En 2019, une première phase d’expérimentation sera lancée avec un objectif de 500 PME. En fonction des résultats, le dispositif sera généralisé, avec un objectif de 5 000 PME accompagnées d’ici 2022.
Ce mécanisme devrait s’autofinancer avec les remboursements réalisés avec les économies constatées.
Un soutien renforcé à l’innovation et aux filières d’excellence
Pour l’innovation plusieurs orientations sont fixées en particulier celles de soutenir la prise de risque et la croissance d’entreprises innovantes dans les secteurs émergents, comme l’intelligence artificielle, l’exploitation des mégadonnées ou la cybersécurité et d’accompagner la transformation de secteurs en mutation et l’évolution des modèles économiques (en matière de transition énergétique, de santé, de nouvelles mobilités…).
La filière aéronautique bénéficiera également du soutien public.
La transformation des filières agricoles et agroalimentaires comme l’agriculture, la pêche, l’agroalimentaire, le secteur forêt-bois sont particulièrement visés avec :
- L’adaptation des outils et le changement des pratiques,
- Le développement de la bioéconomie,
- Le renforcement des entreprises de l’aval des filières,
- Et le soutien à la recherche et à l’innovation.

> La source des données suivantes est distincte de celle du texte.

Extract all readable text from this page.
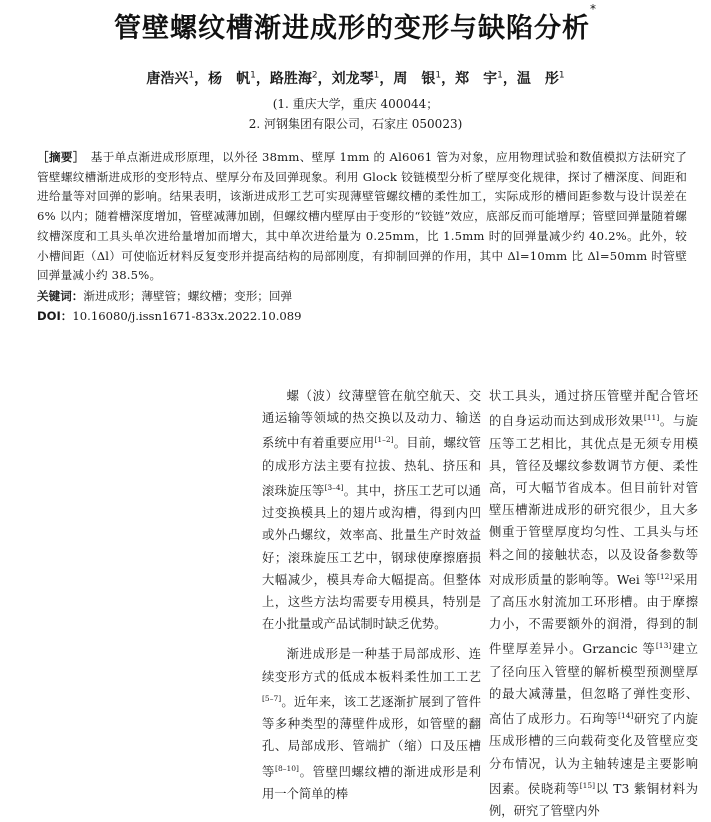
管壁螺纹槽渐进成形的变形与缺陷分析*
唐浩兴$^1$，杨　帆$^1$，路胜海$^2$，刘龙琴$^1$，周　银$^1$，郑　宇$^1$，温　彤$^1$
(1. 重庆大学，重庆 400044；
2. 河钢集团有限公司，石家庄 050023)
［摘要］ 基于单点渐进成形原理，以外径 38mm、壁厚 1mm 的 Al6061 管为对象，应用物理试验和数值模拟方法研究了管壁螺纹槽渐进成形的变形特点、壁厚分布及回弹现象。利用 Glock 铰链模型分析了壁厚变化规律，探讨了槽深度、间距和进给量等对回弹的影响。结果表明，该渐进成形工艺可实现薄壁管螺纹槽的柔性加工，实际成形的槽间距参数与设计误差在 6% 以内；随着槽深度增加，管壁减薄加剧，但螺纹槽内壁厚由于变形的“铰链”效应，底部反而可能增厚；管壁回弹量随着螺纹槽深度和工具头单次进给量增加而增大，其中单次进给量为 0.25mm，比 1.5mm 时的回弹量减少约 40.2%。此外，较小槽间距（Δl）可使临近材料反复变形并提高结构的局部刚度，有抑制回弹的作用，其中 Δl=10mm 比 Δl=50mm 时管壁回弹量减小约 38.5%。
关键词：渐进成形；薄壁管；螺纹槽；变形；回弹
DOI：10.16080/j.issn1671-833x.2022.10.089

螺（波）纹薄壁管在航空航天、交通运输等领域的热交换以及动力、输送系统中有着重要应用[1–2]。目前，螺纹管的成形方法主要有拉拔、热轧、挤压和滚珠旋压等[3–4]。其中，挤压工艺可以通过变换模具上的翅片或沟槽，得到内凹或外凸螺纹，效率高、批量生产时效益好；滚珠旋压工艺中，钢球使摩擦磨损大幅减少，模具寿命大幅提高。但整体上，这些方法均需要专用模具，特别是在小批量或产品试制时缺乏优势。

渐进成形是一种基于局部成形、连续变形方式的低成本板料柔性加工工艺[5–7]。近年来，该工艺逐渐扩展到了管件等多种类型的薄壁件成形，如管壁的翻孔、局部成形、管端扩（缩）口及压槽等[8–10]。管壁凹螺纹槽的渐进成形是利用一个简单的棒

状工具头，通过挤压管壁并配合管坯的自身运动而达到成形效果[11]。与旋压等工艺相比，其优点是无须专用模具，管径及螺纹参数调节方便、柔性高，可大幅节省成本。但目前针对管壁压槽渐进成形的研究很少，且大多侧重于管壁厚度均匀性、工具头与坯料之间的接触状态，以及设备参数等对成形质量的影响等。Wei 等[12]采用了高压水射流加工环形槽。由于摩擦力小，不需要额外的润滑，得到的制件壁厚差异小。Grzancic 等[13]建立了径向压入管壁的解析模型预测壁厚的最大减薄量，但忽略了弹性变形、高估了成形力。石珣等[14]研究了内旋压成形槽的三向载荷变化及管壁应变分布情况，认为主轴转速是主要影响因素。侯晓莉等[15]以 T3 紫铜材料为例，研究了管壁内外
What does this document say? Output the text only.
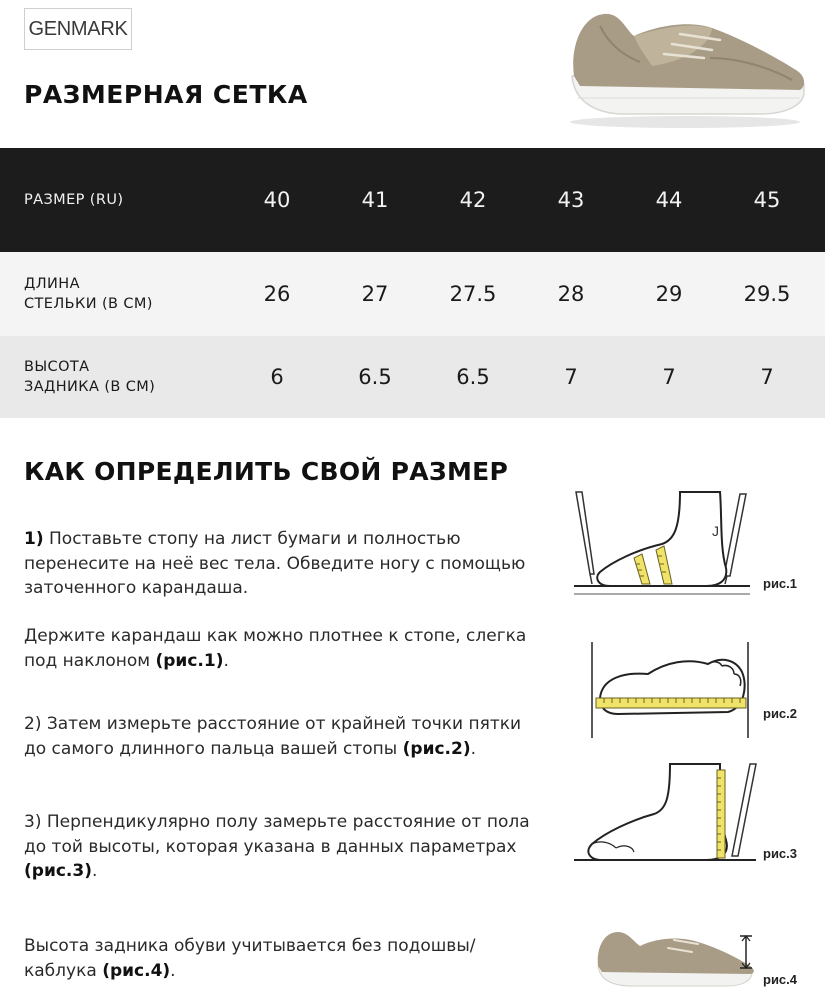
GENMARK
РАЗМЕРНАЯ СЕТКА
РАЗМЕР (RU)	40	41	42	43	44	45
ДЛИНА
СТЕЛЬКИ (В СМ)	26	27	27.5	28	29	29.5
ВЫСОТА
ЗАДНИКА (В СМ)	6	6.5	6.5	7	7	7
КАК ОПРЕДЕЛИТЬ СВОЙ РАЗМЕР

1) Поставьте стопу на лист бумаги и полностью перенесите на неё вес тела. Обведите ногу с помощью заточенного карандаша.

Держите карандаш как можно плотнее к стопе, слегка под наклоном (рис.1).

2) Затем измерьте расстояние от крайней точки пятки до самого длинного пальца вашей стопы (рис.2).

3) Перпендикулярно полу замерьте расстояние от пола до той высоты, которая указана в данных параметрах (рис.3).

Высота задника обуви учитывается без подошвы/ каблука (рис.4).

J
рис.1
рис.2
рис.3
рис.4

Le GPI a plusieurs priorités parmi lesquelles la réponse aux défis du changement climatique qui nécessitera d’accompagner l’adaptation des systèmes de production et l’optimisation de la gestion de l’eau, le développement de la bioéconomie, la production d’énergies renouvelables (biomasse agricole, biomasse forestière) ou encore le renforcement des puits de carbone en forêt et la séquestration du carbone dans les sols agricoles ;
Il est également question de renforcer le soutien à la recherche et à l’innovation, notamment dans les domaines de la bio-économie, de l’agriculture numérique, du bio-contrôle, de la génétique, des biotechnologies et de l’innovation ouverte.
Le total des investissements dans les secteurs agricole, pêche, agroalimentaire et forêt-bois pourrait s’élever à 5 milliards d’euros sur la durée du quinquennat.
Les domaines émergents
- L’intelligence artificielle
- L’exploitation des mégadonnées
- La cybersécurité
- La bioéconomie
- La production d’énergies renouvelables.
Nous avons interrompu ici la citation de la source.